"There can be no substitute for work, neither affection nor physical well-being can replace it."
Dr. Maria Montessori

Thursday, April 11, 2013

Moving On Meeting

All parents of 2nd and 3rd graders please join the Parent Organization Thursday April 11th at 6:30 in Mary Loew's room for a quick meeting to help get ready for this year's Moving On ceremony.

Monday, April 8, 2013

It’s O.K. to Put Yourself First...


APRIL 7, 2013, 9:01 AM

It’s O.K. to Put Yourself First

After I found out I had neurological Lyme disease, I spent two painful years attempting to recover. Since there was no end in sight, I thought a lot about how I’d change things if I ever got my life back. I considered how I would spend my energy if I were ever granted any. When I finally climbed out of bed, I decided that to the greatest extent possible, I would quit doing the things I didn’t like to do and do the things I did like to do.
Self-care is no easy undertaking in a culture that glorifies martyrdom as the wife/mommy/woman ideal and living in community as the family ideal. Deciding to take care of oneself first feels radical and dangerous, because it makes other folks uncomfortable. But an experience like mine with Lyme disease makes a woman care a lot less about what makes other people crazy and more about what makes her crazy.
In my worst Lyme years, often bed-bound, I dreamed of the ocean. The ocean calms me, as does a slow-paced lifestyle. Limited social interaction is good for me. I need other people in moderation. And no rat race, please — too much ambition makes me jumpy. Also, I love Jesus, but not church. Lately, just like marriage and parenting, church feels like not enough and too much. So for now, Sundays are for the kids, the ocean and time to think and pray. Sacred enough for me.
That’s selfish, they say. Antisocial. No neighborhood? No ambition? No church? Sacrilegious. Un-American. What about the kids? What about community?
But what about the individual? What about her? In all of those years of striving for community, I lost her. And I want her back.
To that end, we moved out of our McMansion in a D.C. suburb and into a condo in a retirement community near an island. My kids don’t have a lot of friends here, but they do have a lot of grandmas. When they’re grown, they can decide where to live. Adults are allowed to do that. We really are.
We’re also allowed to say these things, if we want to:
No, I can’t go to the PTA meeting. No, I can’t do those dishes — you’ll have to. No, I can’t travel to the destination wedding; I’m saving up for a quiet weekend away with my sister. No, no girls’ night for me — how about coffee next week, instead?
Before I got sick, I would have worried about what people would think of these refusals. Would they accept my No, I can’ts? Now, to my great relief, I see that what matters is that I accept my own No, I can’ts. Because now I see that every no is a yes to something else that fits better.
Two months ago, my husband and I separated. In the aftermath, I’ve found myself using the same survival skills that helped me through my disease. Each moment, I ask myself two questions: How can I love myself best right now? What do I need?
The answers are usually the same: I need to sweat a little, take a short nap, watch an hour of Bravo, eat some Twizzlers. Some days I need a trip to my holistic doctor, and other days it’s a stop at the Botox center.

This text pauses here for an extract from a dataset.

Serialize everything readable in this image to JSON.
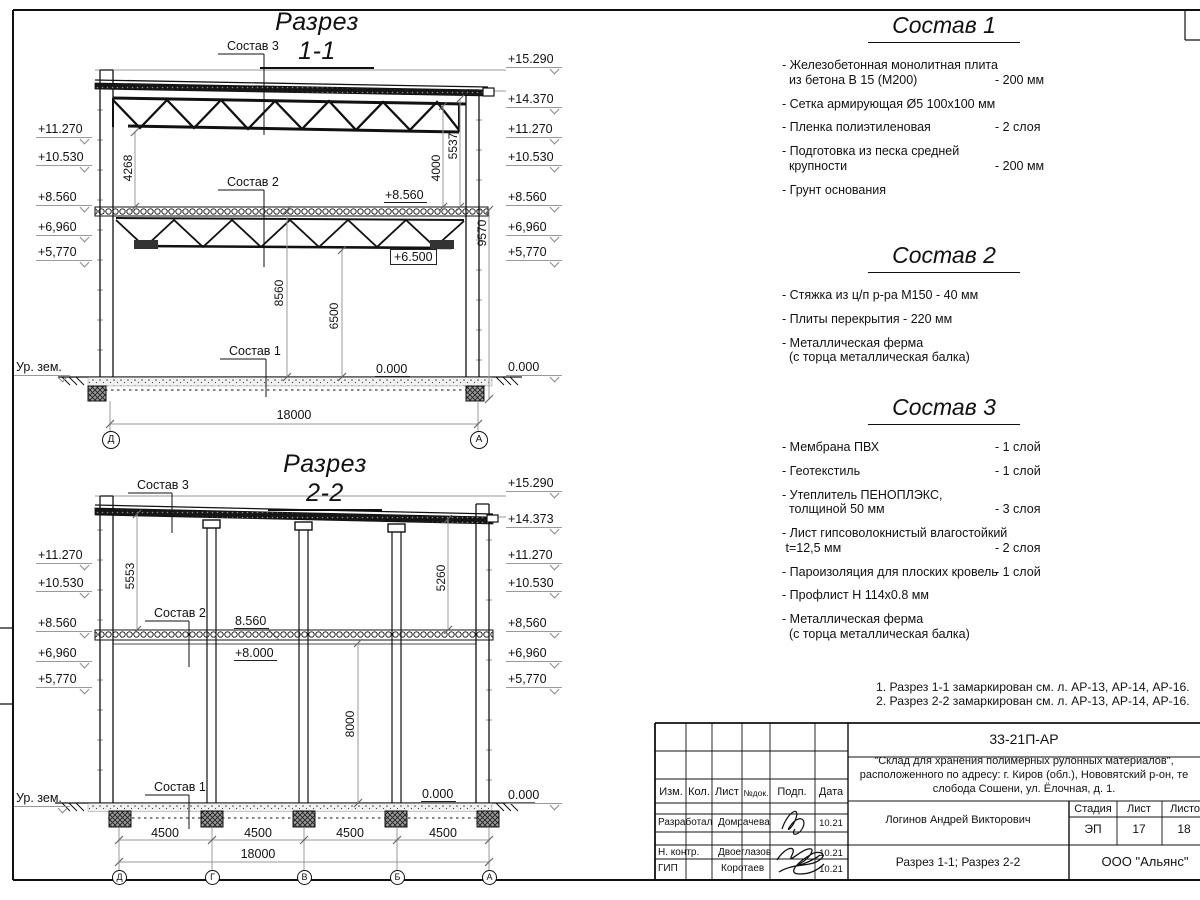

I’ve discovered that happiness is leaving yourself be — silencing the accusatory voices in your head and embracing all your contradictions.
Focusing on answering those two little questions makes waiting on the answers to the big questions (my marriage, my health) tolerable. I can’t answer the big questions anyway. But the little ones are all mine.
Since I know what I need today, I’ll be fine if my marriage comes back together. And since I know what I need today, I’ll be fine if it doesn’t. I’ll be fine if my Lyme flares up again or if it stays quiet. And my kids are O.K. because I am. They’re watching me. They are watching me survive and squeeze out joy from each day, no matter what comes.
They will learn that they do not have to take care of their mama — that their dad doesn’t even have to take care of their mama — because she’s got that covered. They do not have a martyr for a mother, so they will learn that neither parenting nor marriage requires martyrdom. They will learn that caring for oneself is one’s own privilege and responsibility, forever and ever, amen.
Thanks to my Lyme disease, I finally feel certain that I am the great love of my life. I know what my love needs, and I know how to take care of her. It’s a beautiful, lasting relationship.